Dr Calderwood apologised after she was photographed on Saturday crossing a golf course with her family in Earlsferry, more than an hour’s drive from the capital. It emerged today that it was her second visit to her Fife home having visited last weekend.

She has fronted a television campaign urging the public to stay at home to defeat the coronavirus.

Last month the First Minister ordered a clampdown on people taking ferries to tourist hotspots after Rural Affairs Secretary Fergus Ewing expressed anger at what he called “reckless and irresponsible behaviour of some people travelling to the Highland and Islands.”

There has been widespread outrage at Dr Calderwood’s behaviour, first reported by the Scottish Sun, and calls from the Labour and Liberal Democrat parties for her to resign.

Cabinet Secretary Mike Russell said there is “absolutely no doubt” that Dr Calderwood’s visit to her second home was ill-advised.

Scottish National Clinical Director Jason Leitch, a regular pundit on television and radio, also came in for criticism after defending her actions, even though she issued a statement accepting her “mistake”. While saying she was “truly sorry”, she said she would not step down.
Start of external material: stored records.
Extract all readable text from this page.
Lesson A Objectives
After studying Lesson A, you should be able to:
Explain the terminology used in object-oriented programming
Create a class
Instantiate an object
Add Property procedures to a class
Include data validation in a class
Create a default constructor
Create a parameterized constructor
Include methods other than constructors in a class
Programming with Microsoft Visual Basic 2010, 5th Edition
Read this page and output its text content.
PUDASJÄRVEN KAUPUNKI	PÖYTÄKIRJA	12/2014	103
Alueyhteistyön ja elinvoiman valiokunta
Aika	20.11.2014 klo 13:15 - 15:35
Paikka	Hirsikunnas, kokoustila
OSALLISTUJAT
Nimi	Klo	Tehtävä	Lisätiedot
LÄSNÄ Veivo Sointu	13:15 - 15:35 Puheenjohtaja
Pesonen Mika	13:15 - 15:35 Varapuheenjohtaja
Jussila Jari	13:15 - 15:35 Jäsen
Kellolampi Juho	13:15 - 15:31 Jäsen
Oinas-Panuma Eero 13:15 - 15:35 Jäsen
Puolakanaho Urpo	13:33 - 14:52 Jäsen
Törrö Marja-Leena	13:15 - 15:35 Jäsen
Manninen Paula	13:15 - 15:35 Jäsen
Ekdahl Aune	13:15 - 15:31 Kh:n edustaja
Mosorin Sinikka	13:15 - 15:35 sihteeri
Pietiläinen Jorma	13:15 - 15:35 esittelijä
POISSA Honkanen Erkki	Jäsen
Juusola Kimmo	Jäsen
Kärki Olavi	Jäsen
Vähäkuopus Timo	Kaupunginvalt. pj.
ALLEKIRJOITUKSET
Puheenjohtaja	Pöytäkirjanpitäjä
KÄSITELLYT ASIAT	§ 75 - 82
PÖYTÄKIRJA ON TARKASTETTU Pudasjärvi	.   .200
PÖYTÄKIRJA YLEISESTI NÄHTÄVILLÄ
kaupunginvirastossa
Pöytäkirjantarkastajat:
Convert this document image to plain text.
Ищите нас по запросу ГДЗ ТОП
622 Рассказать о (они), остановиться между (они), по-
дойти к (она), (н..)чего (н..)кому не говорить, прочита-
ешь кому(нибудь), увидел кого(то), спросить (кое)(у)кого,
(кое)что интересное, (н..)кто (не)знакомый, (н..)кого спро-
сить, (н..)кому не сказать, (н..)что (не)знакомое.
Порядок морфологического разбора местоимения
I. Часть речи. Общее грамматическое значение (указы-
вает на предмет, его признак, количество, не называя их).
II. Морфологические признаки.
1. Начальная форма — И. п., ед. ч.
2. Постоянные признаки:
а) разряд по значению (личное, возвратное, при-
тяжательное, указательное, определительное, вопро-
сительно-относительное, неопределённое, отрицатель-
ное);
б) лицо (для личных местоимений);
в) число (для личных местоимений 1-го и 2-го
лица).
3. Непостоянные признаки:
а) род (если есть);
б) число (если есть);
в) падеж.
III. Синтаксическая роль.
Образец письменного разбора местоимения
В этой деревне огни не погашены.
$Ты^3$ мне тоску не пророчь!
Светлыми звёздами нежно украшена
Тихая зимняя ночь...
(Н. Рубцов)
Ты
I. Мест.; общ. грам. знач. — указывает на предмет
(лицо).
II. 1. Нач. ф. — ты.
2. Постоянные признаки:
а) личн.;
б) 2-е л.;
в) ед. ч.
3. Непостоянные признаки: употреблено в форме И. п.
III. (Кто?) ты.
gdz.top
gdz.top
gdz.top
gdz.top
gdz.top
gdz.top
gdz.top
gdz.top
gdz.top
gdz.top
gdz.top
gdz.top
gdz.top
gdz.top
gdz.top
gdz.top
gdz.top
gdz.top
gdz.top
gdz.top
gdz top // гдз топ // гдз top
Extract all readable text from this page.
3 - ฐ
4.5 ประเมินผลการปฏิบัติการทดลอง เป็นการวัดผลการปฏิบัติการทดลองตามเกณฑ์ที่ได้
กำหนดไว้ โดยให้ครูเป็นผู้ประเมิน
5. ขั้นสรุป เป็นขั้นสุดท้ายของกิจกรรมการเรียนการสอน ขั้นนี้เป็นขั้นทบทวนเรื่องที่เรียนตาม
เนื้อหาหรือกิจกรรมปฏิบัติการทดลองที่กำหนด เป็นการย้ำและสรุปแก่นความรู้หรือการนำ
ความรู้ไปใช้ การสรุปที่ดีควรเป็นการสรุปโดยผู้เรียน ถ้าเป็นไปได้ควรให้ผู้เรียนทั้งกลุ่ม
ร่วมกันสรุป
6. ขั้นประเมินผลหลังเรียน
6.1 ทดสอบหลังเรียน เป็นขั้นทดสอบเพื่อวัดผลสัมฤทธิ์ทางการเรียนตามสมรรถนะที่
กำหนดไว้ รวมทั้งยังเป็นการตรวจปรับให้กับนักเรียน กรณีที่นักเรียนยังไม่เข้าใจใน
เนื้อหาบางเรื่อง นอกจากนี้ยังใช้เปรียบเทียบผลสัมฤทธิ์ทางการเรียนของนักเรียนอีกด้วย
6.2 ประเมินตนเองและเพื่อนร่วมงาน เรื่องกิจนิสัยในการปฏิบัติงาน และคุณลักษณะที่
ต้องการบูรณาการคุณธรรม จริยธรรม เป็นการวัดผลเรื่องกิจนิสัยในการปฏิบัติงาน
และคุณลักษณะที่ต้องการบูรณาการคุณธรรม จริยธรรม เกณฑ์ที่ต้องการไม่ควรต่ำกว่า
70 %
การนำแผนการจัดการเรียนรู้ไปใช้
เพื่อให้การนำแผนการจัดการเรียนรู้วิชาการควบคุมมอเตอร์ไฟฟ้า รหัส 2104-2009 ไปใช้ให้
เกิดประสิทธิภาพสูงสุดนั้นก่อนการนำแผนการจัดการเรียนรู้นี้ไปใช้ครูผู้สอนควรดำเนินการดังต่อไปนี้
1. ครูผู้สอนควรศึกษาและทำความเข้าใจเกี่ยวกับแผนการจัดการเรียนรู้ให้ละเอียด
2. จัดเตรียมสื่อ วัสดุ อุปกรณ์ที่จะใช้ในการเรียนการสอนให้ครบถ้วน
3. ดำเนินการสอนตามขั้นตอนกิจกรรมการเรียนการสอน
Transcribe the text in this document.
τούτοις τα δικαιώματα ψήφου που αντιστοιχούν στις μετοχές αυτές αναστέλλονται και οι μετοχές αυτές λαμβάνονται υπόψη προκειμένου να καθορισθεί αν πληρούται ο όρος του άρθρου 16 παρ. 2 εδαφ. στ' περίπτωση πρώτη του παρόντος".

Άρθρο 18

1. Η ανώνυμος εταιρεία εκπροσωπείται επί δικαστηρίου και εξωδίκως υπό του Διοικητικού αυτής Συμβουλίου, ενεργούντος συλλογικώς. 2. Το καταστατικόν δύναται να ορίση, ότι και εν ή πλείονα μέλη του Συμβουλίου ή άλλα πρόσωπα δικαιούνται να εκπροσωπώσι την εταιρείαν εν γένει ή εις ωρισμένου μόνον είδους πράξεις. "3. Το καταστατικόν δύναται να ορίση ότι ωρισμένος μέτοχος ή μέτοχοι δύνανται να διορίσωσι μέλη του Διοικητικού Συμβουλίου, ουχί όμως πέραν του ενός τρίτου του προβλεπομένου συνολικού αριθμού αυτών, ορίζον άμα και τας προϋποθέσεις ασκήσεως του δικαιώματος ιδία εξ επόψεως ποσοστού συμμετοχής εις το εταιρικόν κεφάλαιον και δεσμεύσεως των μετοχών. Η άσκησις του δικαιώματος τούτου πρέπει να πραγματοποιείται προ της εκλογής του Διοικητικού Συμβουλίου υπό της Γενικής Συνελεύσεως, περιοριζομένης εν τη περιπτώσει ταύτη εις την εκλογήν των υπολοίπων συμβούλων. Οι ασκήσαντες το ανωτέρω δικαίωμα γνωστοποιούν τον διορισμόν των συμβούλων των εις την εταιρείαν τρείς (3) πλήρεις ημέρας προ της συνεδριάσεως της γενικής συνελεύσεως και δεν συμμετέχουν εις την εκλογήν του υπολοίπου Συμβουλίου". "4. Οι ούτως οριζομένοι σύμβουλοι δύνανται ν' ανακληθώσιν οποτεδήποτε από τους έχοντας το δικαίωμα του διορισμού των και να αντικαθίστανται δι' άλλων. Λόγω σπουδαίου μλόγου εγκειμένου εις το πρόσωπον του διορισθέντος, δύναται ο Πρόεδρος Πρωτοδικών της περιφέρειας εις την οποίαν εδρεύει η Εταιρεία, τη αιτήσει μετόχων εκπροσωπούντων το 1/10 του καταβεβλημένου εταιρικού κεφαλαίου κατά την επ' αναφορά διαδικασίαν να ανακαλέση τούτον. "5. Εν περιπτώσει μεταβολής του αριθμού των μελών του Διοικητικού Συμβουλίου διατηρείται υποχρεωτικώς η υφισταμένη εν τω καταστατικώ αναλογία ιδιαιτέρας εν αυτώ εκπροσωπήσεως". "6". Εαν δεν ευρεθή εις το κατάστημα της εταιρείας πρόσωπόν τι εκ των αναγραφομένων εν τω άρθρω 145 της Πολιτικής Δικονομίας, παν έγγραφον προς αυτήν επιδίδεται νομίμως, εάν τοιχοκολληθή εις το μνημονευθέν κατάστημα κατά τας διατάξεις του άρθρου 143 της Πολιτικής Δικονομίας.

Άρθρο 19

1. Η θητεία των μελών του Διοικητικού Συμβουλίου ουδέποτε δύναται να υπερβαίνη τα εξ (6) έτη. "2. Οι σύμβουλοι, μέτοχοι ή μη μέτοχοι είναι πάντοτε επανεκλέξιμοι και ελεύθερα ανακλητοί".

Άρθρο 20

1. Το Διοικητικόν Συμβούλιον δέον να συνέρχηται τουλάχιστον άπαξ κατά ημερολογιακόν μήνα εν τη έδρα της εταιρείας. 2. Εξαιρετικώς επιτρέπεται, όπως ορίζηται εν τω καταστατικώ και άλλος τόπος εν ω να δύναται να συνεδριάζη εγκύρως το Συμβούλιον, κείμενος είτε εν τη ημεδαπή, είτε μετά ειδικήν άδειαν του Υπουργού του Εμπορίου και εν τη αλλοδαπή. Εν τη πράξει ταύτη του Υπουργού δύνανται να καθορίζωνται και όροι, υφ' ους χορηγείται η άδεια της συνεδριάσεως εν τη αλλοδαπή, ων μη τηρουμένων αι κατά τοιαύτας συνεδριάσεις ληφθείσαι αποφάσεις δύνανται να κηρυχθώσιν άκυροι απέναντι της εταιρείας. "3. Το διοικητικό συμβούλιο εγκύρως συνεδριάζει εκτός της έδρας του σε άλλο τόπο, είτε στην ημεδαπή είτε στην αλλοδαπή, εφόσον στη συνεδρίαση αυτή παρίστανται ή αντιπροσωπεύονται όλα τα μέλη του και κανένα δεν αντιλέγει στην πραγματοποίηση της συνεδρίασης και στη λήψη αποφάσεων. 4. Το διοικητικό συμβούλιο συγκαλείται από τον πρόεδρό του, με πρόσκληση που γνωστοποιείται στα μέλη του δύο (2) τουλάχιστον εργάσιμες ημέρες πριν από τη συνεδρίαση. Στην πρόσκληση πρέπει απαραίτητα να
In her statement on Sunday morning, Dr Calderwood said: “While there are reasons for what I did, they do not justify it and they were not legitimate reasons to be out of my home.

“While I and my family followed the guidance on social distancing at all times, I understand that I did not follow the advice I am giving to others, and I am truly sorry for that.

“I know how important this advice is and I do not want my mistake to distract from that.

“I have a job to do as chief medical officer to provide advice to ministers on the path of this virus and to support the medical profession as they work night and day to save lives, and having spoken with the first minister this morning I will continue to focus entirely on that job.”

Scottish Liberal Democrat leader Willie Rennie said “with great regret” that Dr Calderwood should lose her job over the issue.

“It is difficult to see how the chief medical officer will be able to carry the important messages about the virus and the lockdown if she has not even followed it herself,” he said.

“There is no doubt she has worked incredibly hard and led the country well through the early stages of this crisis.

“Yet it is difficult to see how she can continue to do that when she has made this massive error of judgement.”